Le son devient ainsi un protagoniste qui commence son parcours à la manière d’un fait divers, brillamment illustré par cette séquence frontispice qui tente de définir le bruit (son) qu’entend (ou imagine) Jessica Holland, une botaniste écossaise établie provisoirement en Colombie pour un sujet d’étude. Tilda Swinton, parvenue magiquement à composer avec les cinéastes les plus exigeants et innovateurs du moment, incarne cette femme avec une troublante affectation comme ce fut le cas depuis des décennies avec son cinéaste-fétiche de départ, Derek Jarman, poursuivant son périple avec une certaine constante.

Si dans Memoria, Weerasethakul déroge de son corpus habituel (transitions entre rêves et réalités, superposition des effets de style et autres variations esthétiques), rendant le récit dont il est question beaucoup plus linéaire, force est de souligner qu’on reconnaît son style, sa signature, sa griffe particulière par le rythme, ici quand même un peu plus rapide, tout en retenant mordicus à cette cadence méditative, voire contemplative qui marque son cinéma. Il en résulte un film fascinant, servi avec un soin apporté aux détails, à l’espace-temps. Effectivement, le temps, l’espace. L’importance dans nos vie, notamment lorsqu’il s’agit de créer. Métaphoriquement, il s’arrête pour que nous puissions prendre les moments nécessaires pour continuer à créer.

L’abstraction indicible du réel.

Entre mysticisme et réalité réinventée, Memoria bénéficie d’un titre qui lui donne toutes les balises essentielles pour lui permettre de dominer son art. Car le film est aussi, et peut-être surtout, un labeur en gestation, comme d’ailleurs tous ses films. Comme si, après tout, le produit final n’était qu’une ébauche. Il s’agit d’un cinéaste exigeant envers lui-même, terriblement intellectuel, affranchi de toutes ces obstructions qui pourraient contrevenir à sa vision du cinéma.

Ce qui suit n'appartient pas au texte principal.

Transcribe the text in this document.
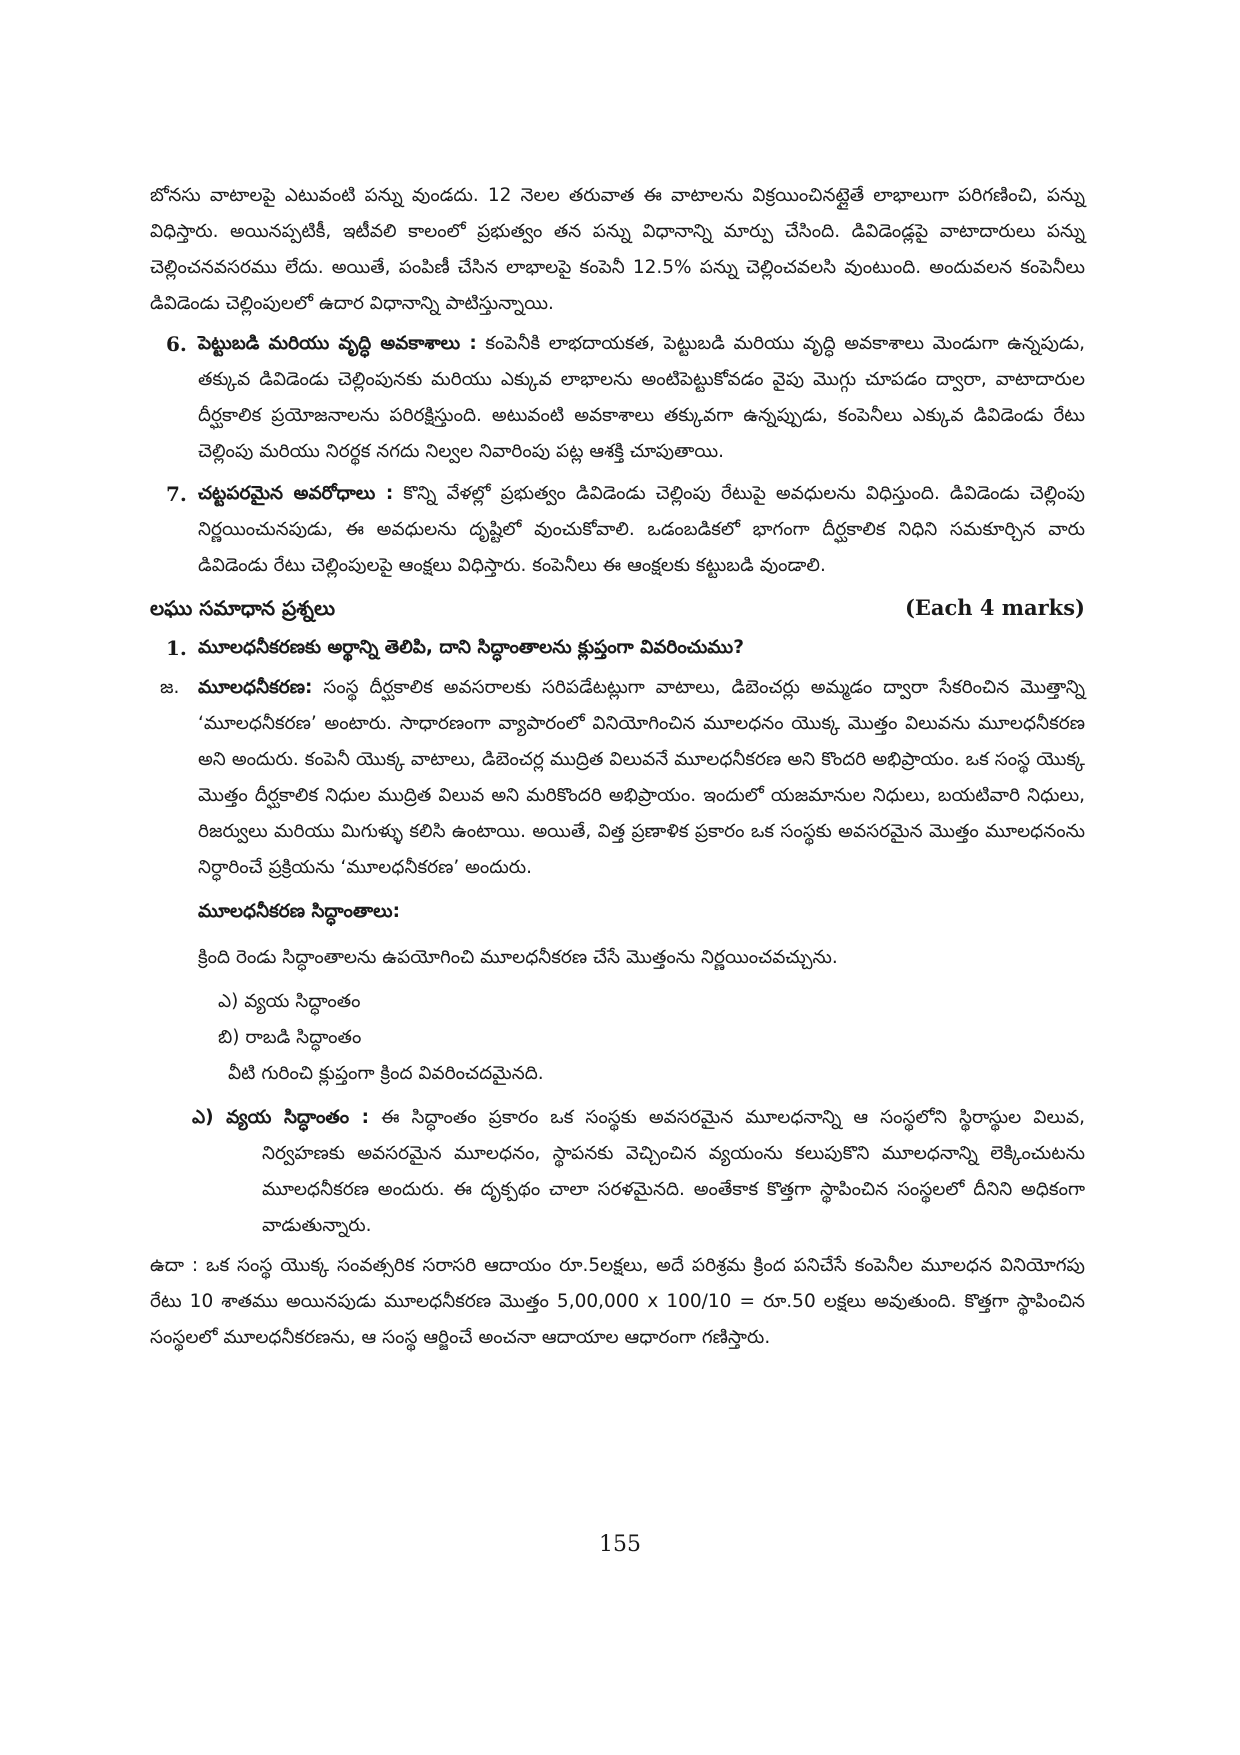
బోనసు వాటాలపై ఎటువంటి పన్ను వుండదు. 12 నెలల తరువాత ఈ వాటాలను విక్రయించినట్లైతే లాభాలుగా పరిగణించి, పన్ను విధిస్తారు. అయినప్పటికీ, ఇటీవలి కాలంలో ప్రభుత్వం తన పన్ను విధానాన్ని మార్పు చేసింది. డివిడెండ్లపై వాటాదారులు పన్ను చెల్లించనవసరము లేదు. అయితే, పంపిణీ చేసిన లాభాలపై కంపెనీ 12.5% పన్ను చెల్లించవలసి వుంటుంది. అందువలన కంపెనీలు డివిడెండు చెల్లింపులలో ఉదార విధానాన్ని పాటిస్తున్నాయి.

6. పెట్టుబడి మరియు వృద్ధి అవకాశాలు : కంపెనీకి లాభదాయకత, పెట్టుబడి మరియు వృద్ధి అవకాశాలు మెండుగా ఉన్నపుడు, తక్కువ డివిడెండు చెల్లింపునకు మరియు ఎక్కువ లాభాలను అంటిపెట్టుకోవడం వైపు మొగ్గు చూపడం ద్వారా, వాటాదారుల దీర్ఘకాలిక ప్రయోజనాలను పరిరక్షిస్తుంది. అటువంటి అవకాశాలు తక్కువగా ఉన్నప్పుడు, కంపెనీలు ఎక్కువ డివిడెండు రేటు చెల్లింపు మరియు నిరర్థక నగదు నిల్వల నివారింపు పట్ల ఆశక్తి చూపుతాయి.

7. చట్టపరమైన అవరోధాలు : కొన్ని వేళల్లో ప్రభుత్వం డివిడెండు చెల్లింపు రేటుపై అవధులను విధిస్తుంది. డివిడెండు చెల్లింపు నిర్ణయించునపుడు, ఈ అవధులను దృష్టిలో వుంచుకోవాలి. ఒడంబడికలో భాగంగా దీర్ఘకాలిక నిధిని సమకూర్చిన వారు డివిడెండు రేటు చెల్లింపులపై ఆంక్షలు విధిస్తారు. కంపెనీలు ఈ ఆంక్షలకు కట్టుబడి వుండాలి.

లఘు సమాధాన ప్రశ్నలు	(Each 4 marks)
1. మూలధనీకరణకు అర్థాన్ని తెలిపి, దాని సిద్ధాంతాలను క్లుప్తంగా వివరించుము?
జ. మూలధనీకరణ: సంస్థ దీర్ఘకాలిక అవసరాలకు సరిపడేటట్లుగా వాటాలు, డిబెంచర్లు అమ్మడం ద్వారా సేకరించిన మొత్తాన్ని ‘మూలధనీకరణ’ అంటారు. సాధారణంగా వ్యాపారంలో వినియోగించిన మూలధనం యొక్క మొత్తం విలువను మూలధనీకరణ అని అందురు. కంపెనీ యొక్క వాటాలు, డిబెంచర్ల ముద్రిత విలువనే మూలధనీకరణ అని కొందరి అభిప్రాయం. ఒక సంస్థ యొక్క మొత్తం దీర్ఘకాలిక నిధుల ముద్రిత విలువ అని మరికొందరి అభిప్రాయం. ఇందులో యజమానుల నిధులు, బయటివారి నిధులు, రిజర్వులు మరియు మిగుళ్ళు కలిసి ఉంటాయి. అయితే, విత్త ప్రణాళిక ప్రకారం ఒక సంస్థకు అవసరమైన మొత్తం మూలధనంను నిర్ధారించే ప్రక్రియను ‘మూలధనీకరణ’ అందురు.

మూలధనీకరణ సిద్ధాంతాలు:

క్రింది రెండు సిద్ధాంతాలను ఉపయోగించి మూలధనీకరణ చేసే మొత్తంను నిర్ణయించవచ్చును.

ఎ) వ్యయ సిద్ధాంతం

బి) రాబడి సిద్ధాంతం

వీటి గురించి క్లుప్తంగా క్రింద వివరించదమైనది.

ఎ) వ్యయ సిద్ధాంతం : ఈ సిద్ధాంతం ప్రకారం ఒక సంస్థకు అవసరమైన మూలధనాన్ని ఆ సంస్థలోని స్థిరాస్థుల విలువ, నిర్వహణకు అవసరమైన మూలధనం, స్థాపనకు వెచ్చించిన వ్యయంను కలుపుకొని మూలధనాన్ని లెక్కించుటను మూలధనీకరణ అందురు. ఈ దృక్పథం చాలా సరళమైనది. అంతేకాక కొత్తగా స్థాపించిన సంస్థలలో దీనిని అధికంగా వాడుతున్నారు.

ఉదా : ఒక సంస్థ యొక్క సంవత్సరిక సరాసరి ఆదాయం రూ.5లక్షలు, అదే పరిశ్రమ క్రింద పనిచేసే కంపెనీల మూలధన వినియోగపు రేటు 10 శాతము అయినపుడు మూలధనీకరణ మొత్తం 5,00,000 x 100/10 = రూ.50 లక్షలు అవుతుంది. కొత్తగా స్థాపించిన సంస్థలలో మూలధనీకరణను, ఆ సంస్థ ఆర్జించే అంచనా ఆదాయాల ఆధారంగా గణిస్తారు.

155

Et si le cinéma devenait pour ainsi dire le moyen à résoudre certains aspects, même physiques, de nos vies. Memoria n’est plus seulement un film sur le son, mais se prolonge sous d’autres formes d’expression.

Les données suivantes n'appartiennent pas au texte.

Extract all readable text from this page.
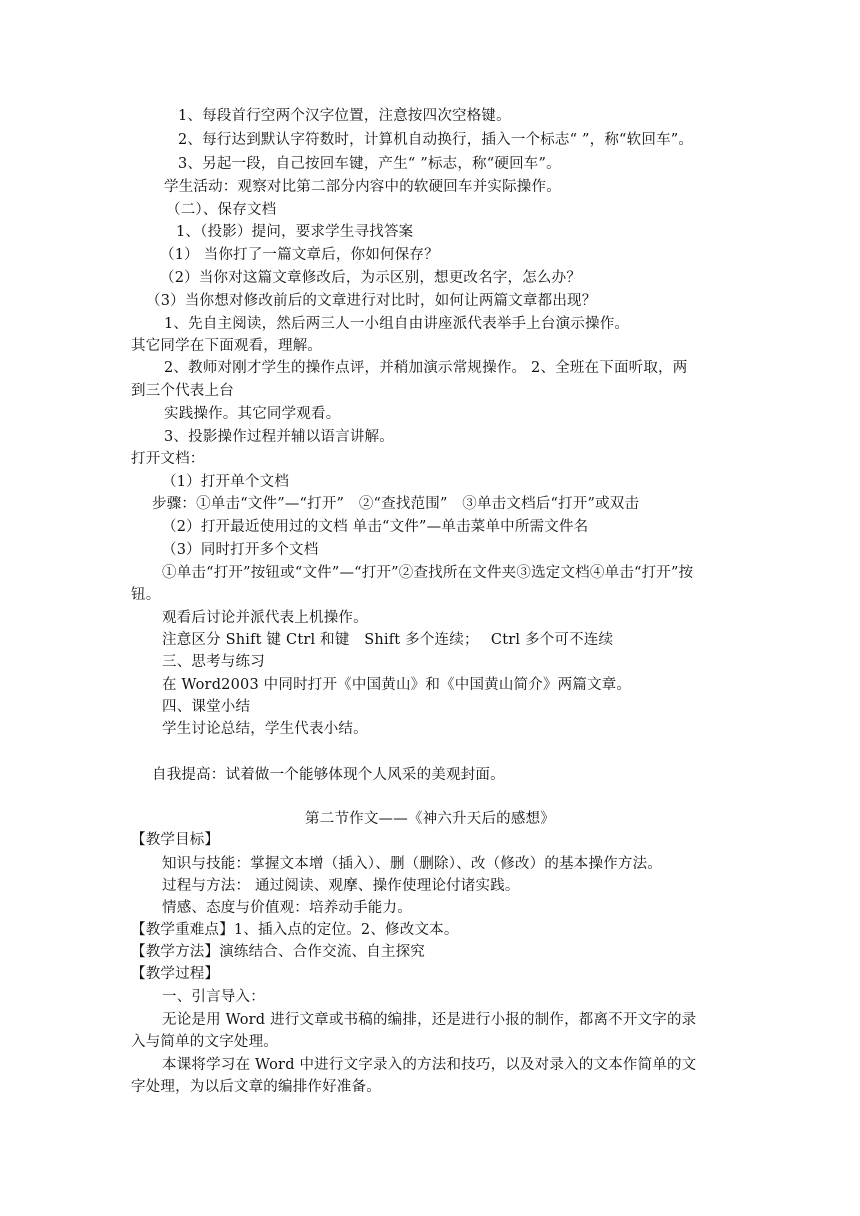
1、每段首行空两个汉字位置，注意按四次空格键。
2、每行达到默认字符数时，计算机自动换行，插入一个标志“ ”，称“软回车”。
3、另起一段，自己按回车键，产生“ ”标志，称“硬回车”。
学生活动：观察对比第二部分内容中的软硬回车并实际操作。
（二）、保存文档
1、（投影）提问，要求学生寻找答案
（1） 当你打了一篇文章后，你如何保存？
（2）当你对这篇文章修改后，为示区别，想更改名字，怎么办？
（3）当你想对修改前后的文章进行对比时，如何让两篇文章都出现？
1、先自主阅读，然后两三人一小组自由讲座派代表举手上台演示操作。
其它同学在下面观看，理解。
2、教师对刚才学生的操作点评，并稍加演示常规操作。 2、全班在下面听取，两
到三个代表上台
实践操作。其它同学观看。
3、投影操作过程并辅以语言讲解。
打开文档：
（1）打开单个文档
步骤：①单击“文件”—“打开”　②“查找范围”　③单击文档后“打开”或双击
（2）打开最近使用过的文档 单击“文件”—单击菜单中所需文件名
（3）同时打开多个文档
①单击“打开”按钮或“文件”—“打开”②查找所在文件夹③选定文档④单击“打开”按
钮。
观看后讨论并派代表上机操作。
注意区分 Shift 键 Ctrl 和键　Shift 多个连续；　 Ctrl 多个可不连续
三、思考与练习
在 Word2003 中同时打开《中国黄山》和《中国黄山简介》两篇文章。
四、课堂小结
学生讨论总结，学生代表小结。
自我提高：试着做一个能够体现个人风采的美观封面。
第二节作文——《神六升天后的感想》
【教学目标】
知识与技能：掌握文本增（插入）、删（删除）、改（修改）的基本操作方法。
过程与方法： 通过阅读、观摩、操作使理论付诸实践。
情感、态度与价值观：培养动手能力。
【教学重难点】1、插入点的定位。2、修改文本。
【教学方法】演练结合、合作交流、自主探究
【教学过程】
一、引言导入：
无论是用 Word 进行文章或书稿的编排，还是进行小报的制作，都离不开文字的录
入与简单的文字处理。
本课将学习在 Word 中进行文字录入的方法和技巧，以及对录入的文本作简单的文
字处理，为以后文章的编排作好准备。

Ce qui frappe chez ce cinéaste, c’est l’importance esthétique, le vocabulaire filmiques, les rapports de force que lui procure un cinéma inventé de toutes pièces; dans son cas, toutes sans défaillances, prêtes tout de même à reconstruire.

Même si nous sommes en droit de nous questionner sur le Prix du jury ex-aequo à Cannes 2021 (avec Le genou d’Ahed / Ha’berech , du francophile Nadav Lapid), on ne peut que se soustraire aux intentions honnêtes d’un jury fasciné.

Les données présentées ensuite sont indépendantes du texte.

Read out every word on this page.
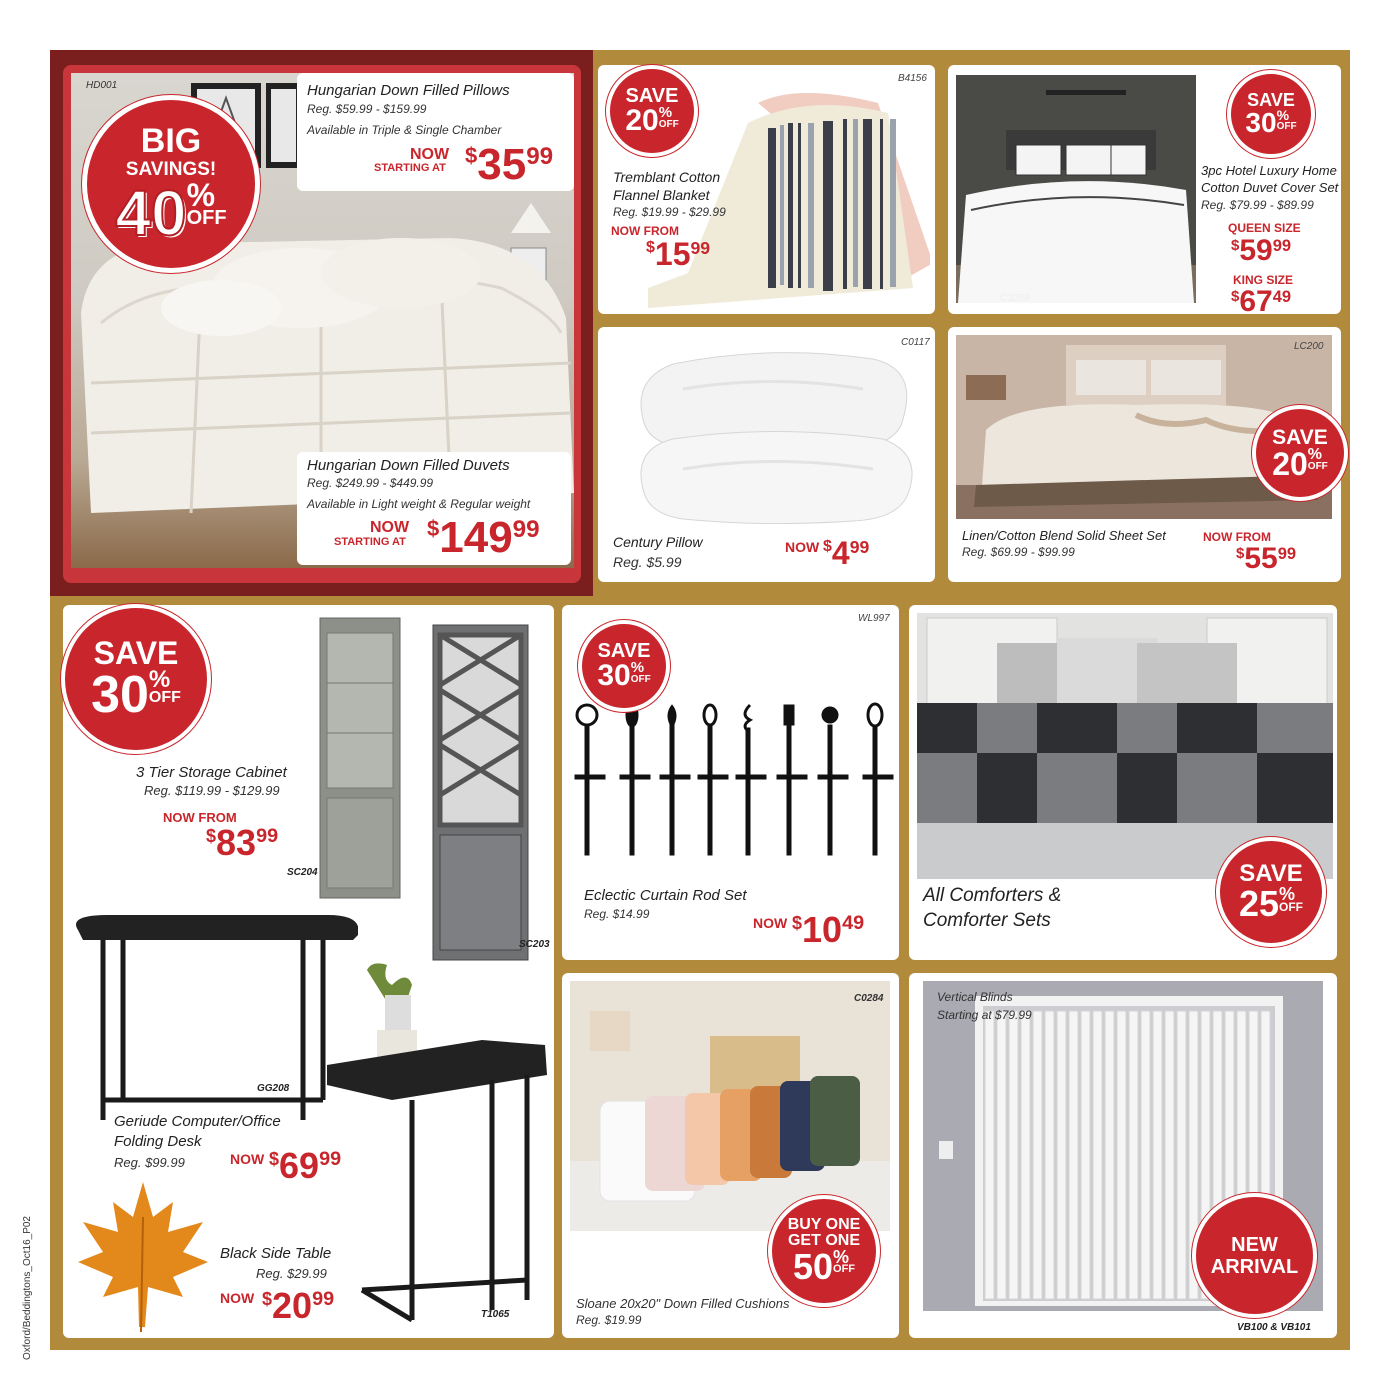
HD001
BIG
SAVINGS!
40 %
OFF
Hungarian Down Filled Pillows
Reg. $59.99 - $159.99
Available in Triple & Single Chamber
NOW
STARTING AT $^{\$}35^{99}$
Hungarian Down Filled Duvets
Reg. $249.99 - $449.99
Available in Light weight & Regular weight
NOW
STARTING AT
$^{\$}149^{99}$
B4156
Tremblant Cotton
Flannel Blanket
Reg. $19.99 - $29.99
NOW FROM
$^{\$}15^{99}$
SAVE
20 %
OFF
C3259
3pc Hotel Luxury Home
Cotton Duvet Cover Set
Reg. $79.99 - $89.99
QUEEN SIZE
$^{\$}59^{99}$
KING SIZE
$^{\$}67^{49}$
SAVE
30 %
OFF
C0117
Century Pillow
Reg. $5.99
NOW $^{\$}4^{99}$
LC200
Linen/Cotton Blend Solid Sheet Set
Reg. $69.99 - $99.99
NOW FROM
$^{\$}55^{99}$
SAVE
20 %
OFF
SC204
SC203
3 Tier Storage Cabinet
Reg. $119.99 - $129.99
NOW FROM
$^{\$}83^{99}$
GG208
Geriude Computer/Office
Folding Desk
Reg. $99.99	NOW $^{\$}69^{99}$
T1065
Black Side Table
Reg. $29.99
NOW $^{\$}20^{99}$
SAVE
30 %
OFF
WL997
Eclectic Curtain Rod Set
Reg. $14.99
NOW $^{\$}10^{49}$
SAVE
30 %
OFF
All Comforters &
Comforter Sets
SAVE
25 %
OFF
C0284
Sloane 20x20" Down Filled Cushions
Reg. $19.99
BUY ONE
GET ONE
50 %
OFF
Vertical Blinds
Starting at $79.99
VB100 & VB101
NEW
ARRIVAL
Oxford/Beddingtons_Oct16_P02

Et ce bruit si étrange, « bang » parfois assourdissant qui ne cesse d’importuner Jessica, son système de défense se soumet aux lois du cinéma. Comme cette séquence dans un studio de montage sonore.

Et si le cinéma devenait pour ainsi dire le moyen à résoudre certains aspects, même physiques, de nos vies. Memoria n’est plus seulement un film sur le son, mais se prolonge sous d’autres formes d’expression.

FICHE TECHNIQUE PARTIELLE
Réalisation
Apichatpong Weerasethakul

Scénario
Apichatpong Weerasethakul

Direction photo
Sayombhu Mukdeeprom

Montage
Lee Chatametikool

Son
Javier Umpienez
Akritchalem Kalayanamitr

Musique
César López

Apichatpong Weerasethakul.
Un désir d’assumer l’indicible.

Genre(s)
Drame existentiel

Origine(s)
Colombie / Thaïlande

France / Allemagne
Mexique / Qatar
Chine / Suisse

Année : 2021 – Durée : 2 h 16 min

Langue(s)
V.o. : multiling; s.-t.a. ou s.-t.f.

Memoria

Dist. [ Contact ] @
Entract Films

Classement
Visa GÉNÉRAL

Diffusion @
Cinéma du Parc

ÉTOILES FILANTES
★★★★★ Exceptionnel. ★★★★ Très Bon. ★★★ Bon.
★★ Moyen. Mauvais. 0 Nul.
½ [ Entre-deux-cotes ]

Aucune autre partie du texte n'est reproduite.